Дошло до того, что Ленин потерял терпение и сам поехал в Париж! О его нетерпеливости говорит хотя бы тот факт, что он заявился к Луначарскому 19 ноября 1904 г. ранним утром в отель «Золотой лев» на бульваре Сен-Жермен без всякого предупреждения. Что из этого вышло, описал сам Луначарский: «– Вы Луначарский? – спрашивает незнакомец, слегка картавя. Я смутно соображаю, что, должно быть, из Женевы прислали человека, который поторопил бы меня и прекратил бы мое парижское сидение. Не очень дружелюбно я спрашиваю: «Вы, может быть, ко мне от Ленина?»

– Я сам Ленин, – отвечает незнакомец. Тут я несколько смутился.

– Пожалуйста, входите.

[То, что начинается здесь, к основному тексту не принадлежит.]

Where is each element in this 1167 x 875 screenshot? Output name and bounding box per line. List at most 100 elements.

Что это вас так рано принесло?

– Если вы считаете, что я приехал за вами слишком рано, то я, наоборот, приехал слишком поздно, потому что вы здесь зря теряете время, а у нас из-за вашего промедления застопорилось дело с выходом первого номера «Вперед». А если вы намекаете на ранний час утра, то я действительно немного не рассчитал с поездом и не думал, что приеду на рассвете».

Не многие из большевиков могли бы похвастаться подобной сценой и знакомством с вождем революции почти ровно за 11 лет до этой самой революции. Луначарский повел Ленина тем ранним утром к скульптору Н. Л. Аронсону, который угостил нежданных гостей кофе и попросил Ленина попозировать. И уже 20 ноября Ленин сообщал Крупской: «Постараюсь приехать поскорее и ускорить приезд Миноносца… Завтра переговорю с Миноносцем и, наверное, он будет за меня».

Луначарский наконец-то отправился в Женеву около 10 декабря. Там он «вошел в редакцию газеты «Вперед», а позднее «Пролетария»: «Редакция, правда, была у нас дружная, она состояла в то время из 4-х человек: Ленина, Воровского, Галерки (Ольминского) и меня. Я выступал и писал под фамилией Воинов». Луначарский произвел в Женеве фурор, впервые познакомившись с членами редколлегии, а также Крупской, В. Д. Бонч-Бруевичем и П. Н. Лепешинским. Крупская писала, что Ленин «прямо вцепился в него». Лепешинский объяснил это так: «Приехал он в Женеву скромным, очень непретенциозным человеком, как будто даже не знающем себе цену, и только черные, с живым огоньком веселого юмора глазки, да приподнятые по-мефистофольски углы бровей и задорная, с устремлением вперед, клинообразная бороденка наводила на мысль о его, так сказать, политической зубастости… Наш новый лидер сразу же успел показать себя большим мастером речи… В решении Ильича издавать большевистский орган в значительной мере сыграло роль побудительного мотива то обстоятельство, что он мог начать это дело с т. Луначарским».